Question

A cast product of a particular material has dimensions 75 mm \(\times\) 125 mm \(\times\) 20 mm. The total solidification time for the cast product is found to be 2.0 minutes as calculated using Chvorinov's rule having the index, \(n = 2\).

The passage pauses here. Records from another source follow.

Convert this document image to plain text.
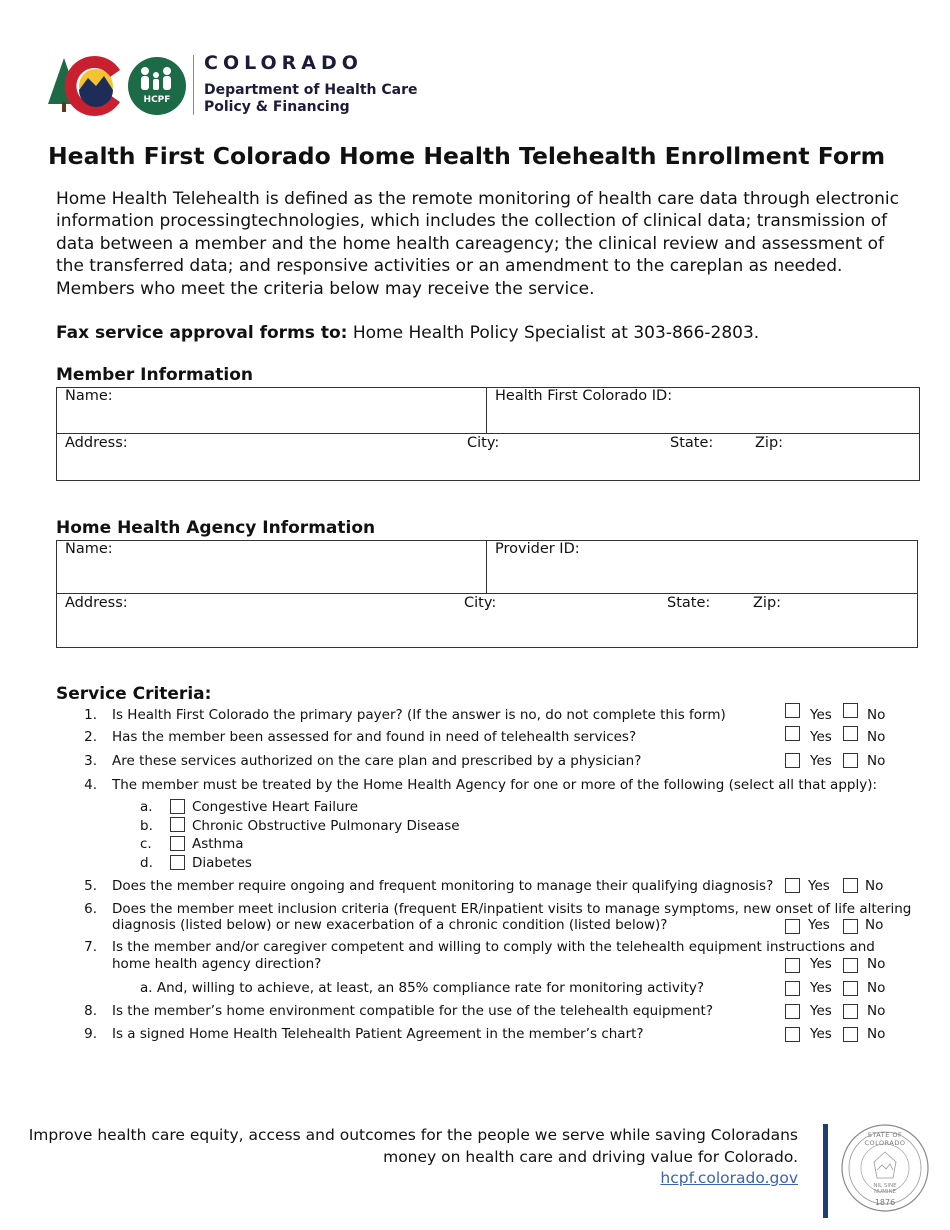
HCPF
COLORADO
Department of Health Care
Policy & Financing
Health First Colorado Home Health Telehealth Enrollment Form
Home Health Telehealth is defined as the remote monitoring of health care data through electronic information processingtechnologies, which includes the collection of clinical data; transmission of data between a member and the home health careagency; the clinical review and assessment of the transferred data; and responsive activities or an amendment to the careplan as needed. Members who meet the criteria below may receive the service.
Fax service approval forms to: Home Health Policy Specialist at 303-866-2803.
Member Information
Name:	Health First Colorado ID:
Address:	City:	State:	Zip:
Home Health Agency Information
Name:	Provider ID:
Address:	City:	State:	Zip:
Service Criteria:
1. Is Health First Colorado the primary payer? (If the answer is no, do not complete this form)	Yes	No
2. Has the member been assessed for and found in need of telehealth services?	Yes	No
3. Are these services authorized on the care plan and prescribed by a physician?	Yes	No
4. The member must be treated by the Home Health Agency for one or more of the following (select all that apply):
a.	Congestive Heart Failure
b.	Chronic Obstructive Pulmonary Disease
c.	Asthma
d.	Diabetes
5. Does the member require ongoing and frequent monitoring to manage their qualifying diagnosis?	Yes	No
6. Does the member meet inclusion criteria (frequent ER/inpatient visits to manage symptoms, new onset of life altering
diagnosis (listed below) or new exacerbation of a chronic condition (listed below)?	Yes	No
7. Is the member and/or caregiver competent and willing to comply with the telehealth equipment instructions and
home health agency direction?	Yes	No
a. And, willing to achieve, at least, an 85% compliance rate for monitoring activity?	Yes	No
8. Is the member’s home environment compatible for the use of the telehealth equipment?	Yes	No
9. Is a signed Home Health Telehealth Patient Agreement in the member’s chart?	Yes	No
Improve health care equity, access and outcomes for the people we serve while saving Coloradans
money on health care and driving value for Colorado.
hcpf.colorado.gov
STATE OF COLORADO
NIL SINE NUMINE
1876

If under the identical casting conditions, the cast product shape is changed to a cylinder having diameter = 50 mm and height = 50 mm, the total solidification time will be \(\underline{\hspace{1cm}}\) minutes (round off to two decimal places).

Hint:

Chvorinov's rule is used to estimate solidification times for different casting shapes based on the volume-to-surface-area ratio.

Answer 1

Correct Answer: 2.6 - 3

Chvorinov's rule states that the solidification time is proportional to the square of the volume-to-surface area ratio: \[ t = B \left( \frac{V}{A} \right)^n, \] where:
- \(V\) is the volume,
- \(A\) is the surface area,
- \(n = 2\) is the index.
The solidification time ratio for the two shapes (rectangular and cylindrical) is given by: \[ \frac{t_{\text{cylinder}}}{t_{\text{rectangular}}} = \left( \frac{V_{\text{cylinder}} / A_{\text{cylinder}}}{V_{\text{rectangular}} / A_{\text{rectangular}}} \right)^2. \] For the rectangular shape: \[ V_{\text{rectangular}} = 75 \times 125 \times 20 = 187500 \, \text{mm}^3, A_{\text{rectangular}} = 2 \cdot (75 \cdot 125 + 75 \cdot 20 + 125 \cdot 20) = 33500 \, \text{mm}^2. \] For the cylinder: \[ V_{\text{cylinder}} = \pi \left( \frac{50}{2} \right)^2 \cdot 50 = 49087.3 \, \text{mm}^3, A_{\text{cylinder}} = 2 \pi \left( \frac{50}{2} \right) \cdot 50 + 2 \pi \left( \frac{50}{2} \right)^2 = 4712.4 \, \text{mm}^2. \] Now, using Chvorinov's rule for the time ratio: \[ \frac{t_{\text{cylinder}}}{2} = \left( \frac{49087.3 / 4712.4}{187500 / 33500} \right)^2. \] Solving this gives: \[ t_{\text{cylinder}} = 2.75 \, \text{minutes}. \] Thus, the total solidification time for the cylindrical shape is: \[ \boxed{2.60 \, \text{to} \, 3.00 \, \text{minutes}}. \]